Accused LIRR overtime cheat with mob father claims pay scam was widespread
It’s not fraud if everyone does it, a former LIRR worker charged with cheating the MTA out of an insane amount of overtime pay argues in a new court filing.
Frank Pizzonia is one of five Long Island Rail Road workers federal prosecutors say ran a conspiracy earning astronomical levels of overtime while not showing up for shifts. Pizzonia’s attorney Joseph Corozzo wrote in a filing late Tuesday that the allegedly crooked quintet of LIRR employees were far from the only ones raking in exorbitant OT.
He cited interviews disclosed by federal prosecutors with an alleged co-conspirator of the overtime scheme identified in papers only as “WITNESS-1.”
“The act of being absent during one’s shift and being paid regardless was common practice at the [LIRR] and everyone that WITNESS-1 worked with did it,” according to the filing, which was partially redacted. “WITNESS-1 was told he could leave the job site as long as he was available by phone” and “was led to believe this was allowed because everyone was doing it and it was a common practice.”
The witness also said that the LIRR was aware some overtime shifts ended early but signed off on paying the entire shift, anyway.
“Sometimes the contractors finished their work early…They were subsequently told by the Project Manager and the Union to ‘pay themselves,’” according to the filing.
Corozzo said an agreement between LIRR management, union leaders and a third party contractor allowed engineers, foremen and other track workers to leave work early while collecting overtime, provided the job got done.
“We expect the evidence to show that the third party contractors (as well as LIRR management and the union) were aware that workers would sometimes bill for full shifts if they left early, and that the LIRR management, the union and the third party contractors accepted this practice,” Corozzo wrote in the Manhattan Federal Court filing.
Pizzonia’s father is Dominick “Skinny Dom” Pizzonia — a convicted Gambino crime family capo who served as a hitman for John Gotti. The younger Pizzonia says he has nothing to do with organized crime.
Frank Pizzonia argues some of the charges against him should be reduced or dropped because the overtime theft was commonplace and accepted by managers. One of Pizzonia’s alleged co-conspirators in the scheme, John Nugent, pleaded guilty in July.
Pizzonia, 53, claimed in 2018 to have worked 3,780 hours of overtime, which would require 10 hours of work a day on top of his regular 40-hour workweek, according to a criminal complaint. He earned $305,000 that year, making him the Metropolitan Transportation Authority’s 29th highest-paid employee.
The new filings also reveal that some of the allegedly bogus overtime claims came on the notoriously over-budget and behind-schedule East Side Access project, which will bring LIRR trains into a new station 150 feet beneath Grand Central Terminal.

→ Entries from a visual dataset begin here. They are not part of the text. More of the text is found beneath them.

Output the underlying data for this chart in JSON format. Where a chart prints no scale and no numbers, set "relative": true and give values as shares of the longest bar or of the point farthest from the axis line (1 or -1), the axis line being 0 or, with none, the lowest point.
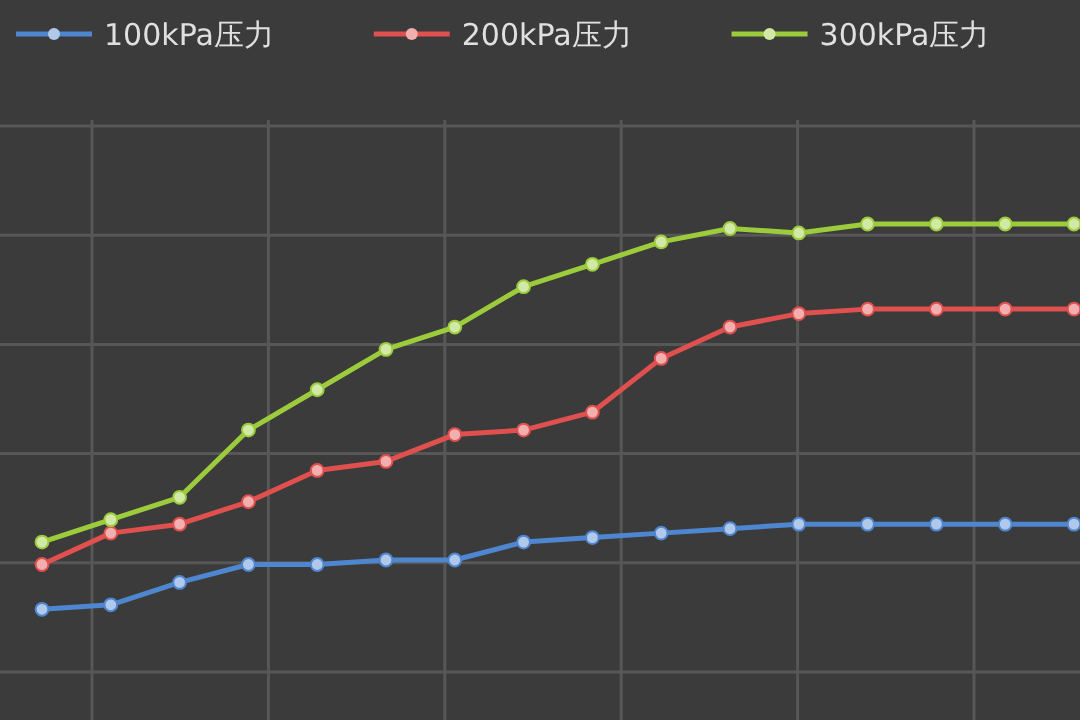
{
  "chart_data": {
    "type": "line",
    "relative": true,
    "grid": true,
    "legend": "top",
    "marker": "circle",
    "line_style": "solid",
    "categories": [
      null,
      null,
      null,
      null,
      null,
      null,
      null,
      null,
      null,
      null,
      null,
      null,
      null,
      null,
      null,
      null
    ],
    "series": [
      {
        "name": "100kPa压力",
        "color": "#4f86d0",
        "values": [
          0.14,
          0.15,
          0.2,
          0.24,
          0.24,
          0.25,
          0.25,
          0.29,
          0.3,
          0.31,
          0.32,
          0.33,
          0.33,
          0.33,
          0.33,
          0.33
        ]
      },
      {
        "name": "200kPa压力",
        "color": "#e0504e",
        "values": [
          0.24,
          0.31,
          0.33,
          0.38,
          0.45,
          0.47,
          0.53,
          0.54,
          0.58,
          0.7,
          0.77,
          0.8,
          0.81,
          0.81,
          0.81,
          0.81
        ]
      },
      {
        "name": "300kPa压力",
        "color": "#9ccc3c",
        "values": [
          0.29,
          0.34,
          0.39,
          0.54,
          0.63,
          0.72,
          0.77,
          0.86,
          0.91,
          0.96,
          0.99,
          0.98,
          1,
          1,
          1,
          1
        ]
      }
    ]
  }
}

A search warrant shows Pizzonia filed an eight-hour shift to work on the East Side Access project at the Harold Interlocking in Queens on June 21, 2018 — an aspect of the boondoggle that MTA officials have cited as a key source of delays. Pizzonia never showed up for the shift, but instead made 28 calls on his cellphone from his Howard Beach home, authorities say.
MTA honchos never blamed no-show shifts for work on the junction running years late, and instead said the delays were sparked by difficulties working with Amtrak, which also used the tracks.
The East Side Access project is scheduled to wrap next year — 13 years behind schedule — for $11.1 billion. That’s $6.8 billion higher than its initial projected cost.
An August 2019 audit by an outside vendor identified East Side Access as a primary driver of the MTA’s ballooning overtime costs, which in 2018 hit $1.38 billion, a 16% increase from the year before.
MTA officials declined to comment on the claims laid out in the filing by Pizzonia’s attorney, citing “ongoing court proceedings.”
Anthony Simon, chairman of the Sheet Metal, Air, Rail and Transportation Workers that represents LIRR workers, did not respond to a request for comment.